Tracey Farmer — if that really is your name — please go home to Tulsa, Oklahoma. All of you 4,200 people, please melt back into your normal lives in your respective hometowns.

Unless you have a distinctive and grisly detail or a truly idiosyncratic way to describe the mundane, I don't want to hear about it. I don't want to hear how it feels good to be back on dry land, how you care about your family with whom you are at long last reunited, how stressful it all was, and the crushingly obvious fact that shit stinks.

You are all people who went on a cruise in the first place. That's where you made your mistake.

Sunday, January 13, 2013

The America Christopher Columbus discovered on October 12, 1492 was an island in what is today the Bahamas.

The Commonwealth of the Bahamas is today's "History of" country. It was an island that was inhabited by the Lucayans, who called it Guanahani. The Lucayans had canoed over to the Bahama islands between 500 and 800 A.D.
The Bahamas held little of interest to the Spanish other than as a source of slave labor. Nearly the entire population of Lucayans (almost 40,000 people total) were deported over the next 30 years. When the Spanish decided to evacuate the remaining Lucayans to Hispaniola in 1520, they could find only eleven in all of the Bahamas. The islands remained abandoned and depopulated for 130 years afterwards....
English settlers began arriving in 1648. The first, who called themselves Eleutherians, were farmers who didn't do too well. The New Providence settlement, begun in 1666 "made their living from the sea, salvaging (mainly Spanish) wrecks, making salt, and taking fish, turtles, conchs and ambergris."

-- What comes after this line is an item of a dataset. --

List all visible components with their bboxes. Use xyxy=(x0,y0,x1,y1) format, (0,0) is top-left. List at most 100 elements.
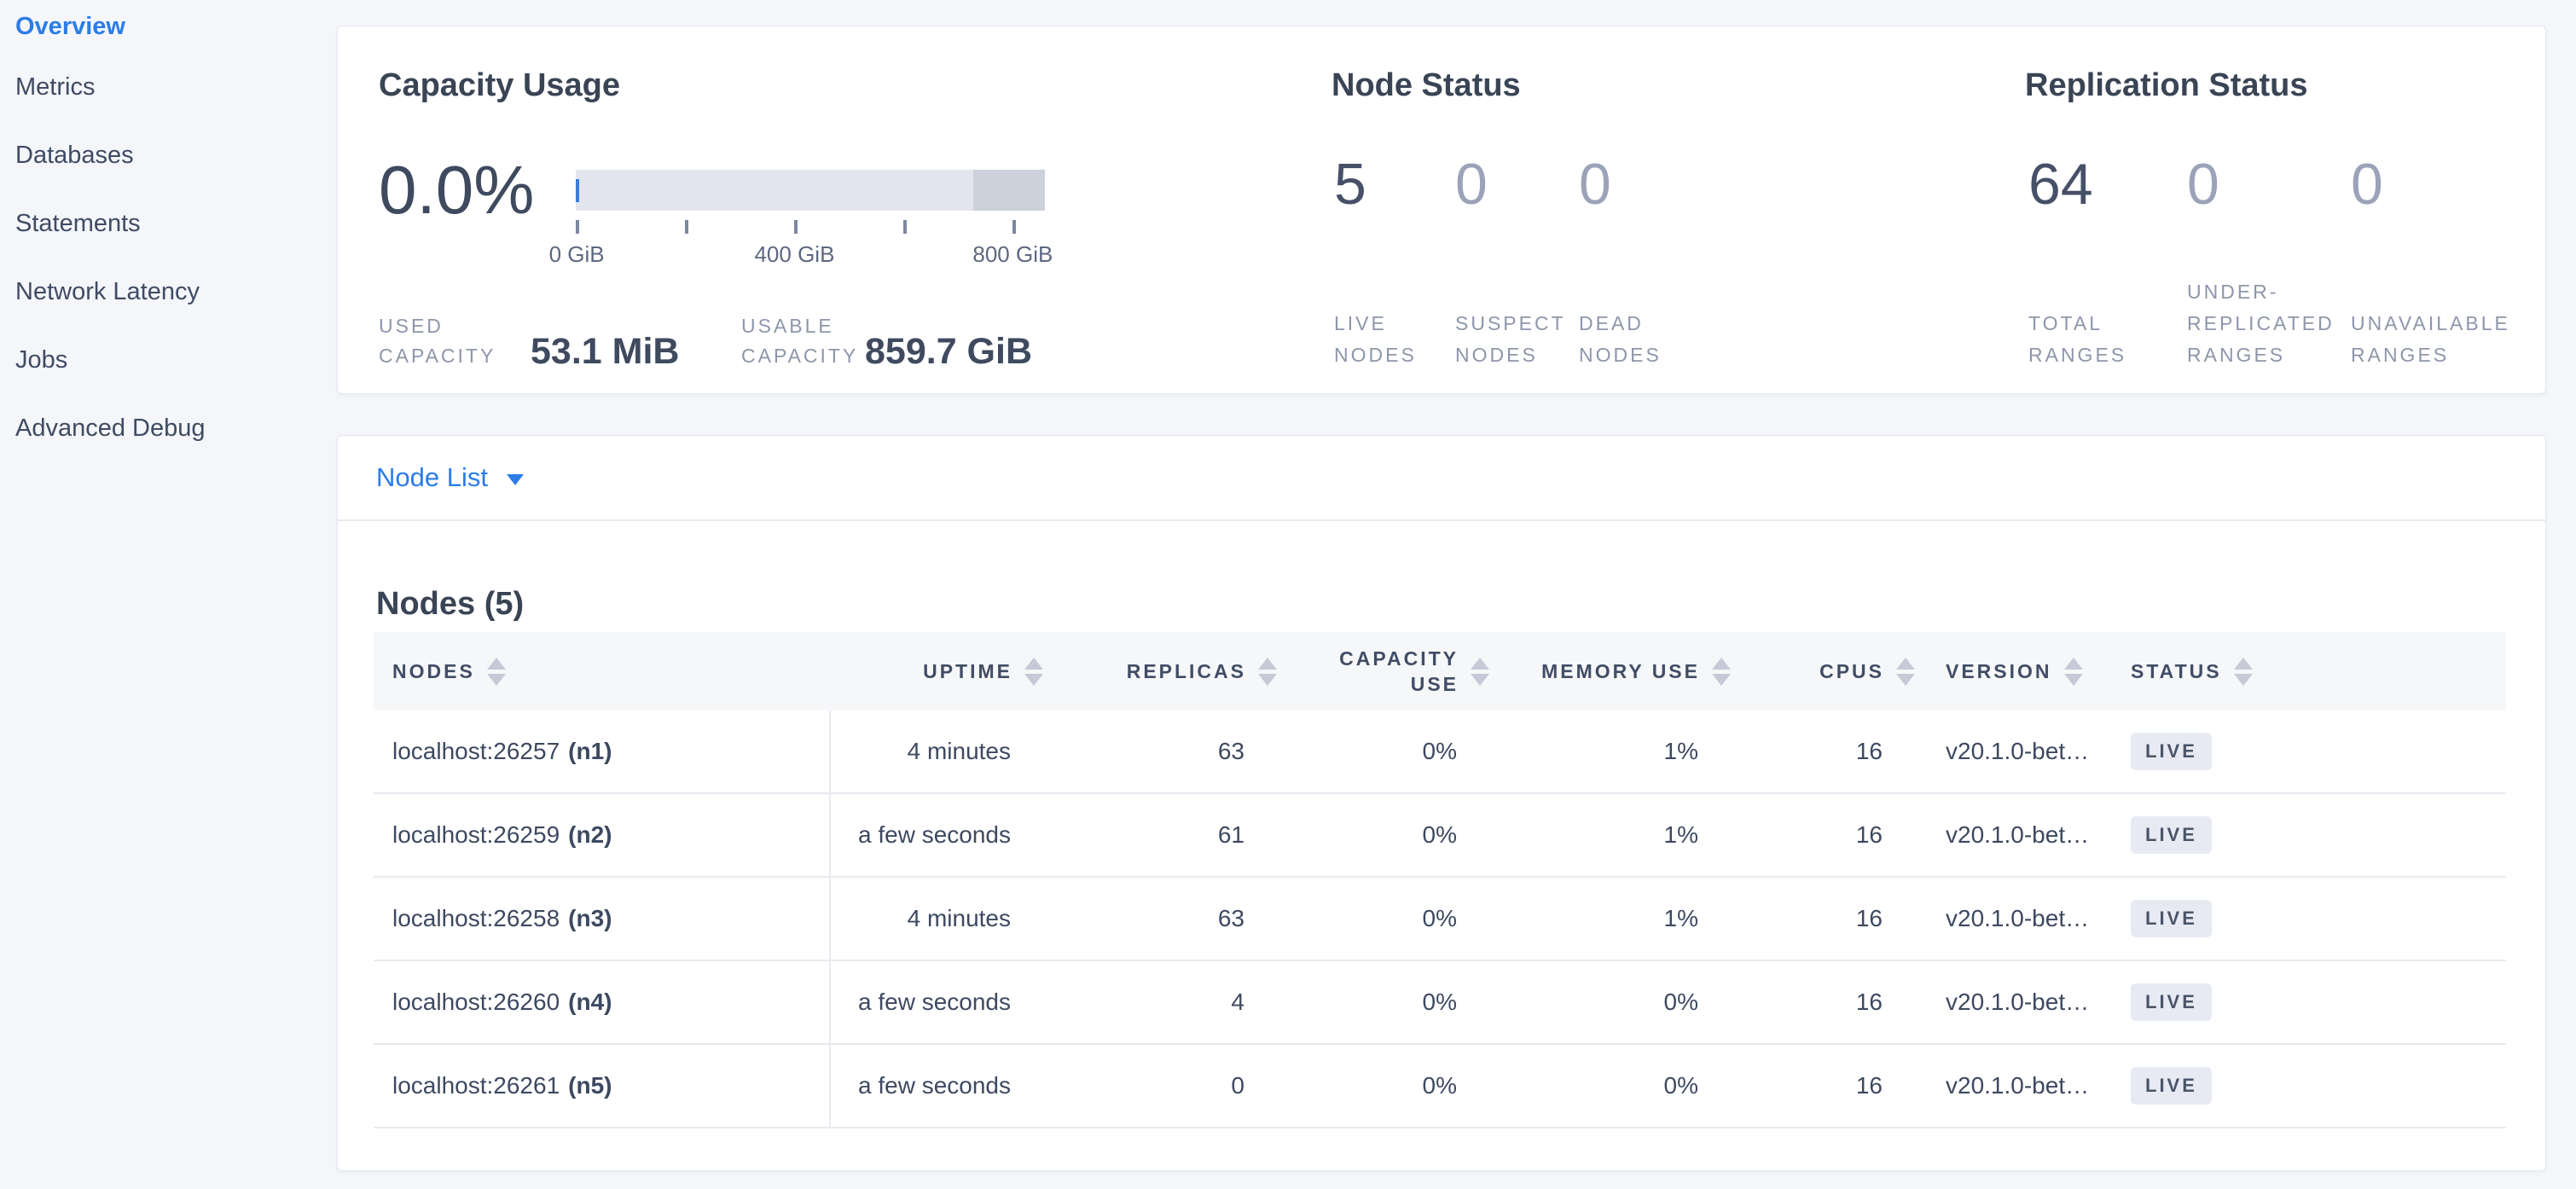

Conflicts with the Spanish ensued over this salvaging of Spanish wrecks, and in 1685, the Spanish burned down New Providence and Eleuthera and these places were "largely abandoned." Five years later, the place was full of English privateers, who — after England made peace with France — became pirates. Then — if I'm reading this right — the pirates got back to being privateers or back again to being pirates depending on whether there was there was a war going on.

If you want to investigate the privateer/pirate distinction, you can look here.

Nowadays, the Bahamas seems like a nice place to go for vacation, and it looks like the tourists like the pirate-related attractions, like the Pirates of Nassau Museum, which invites you to "plunder" its gift shop.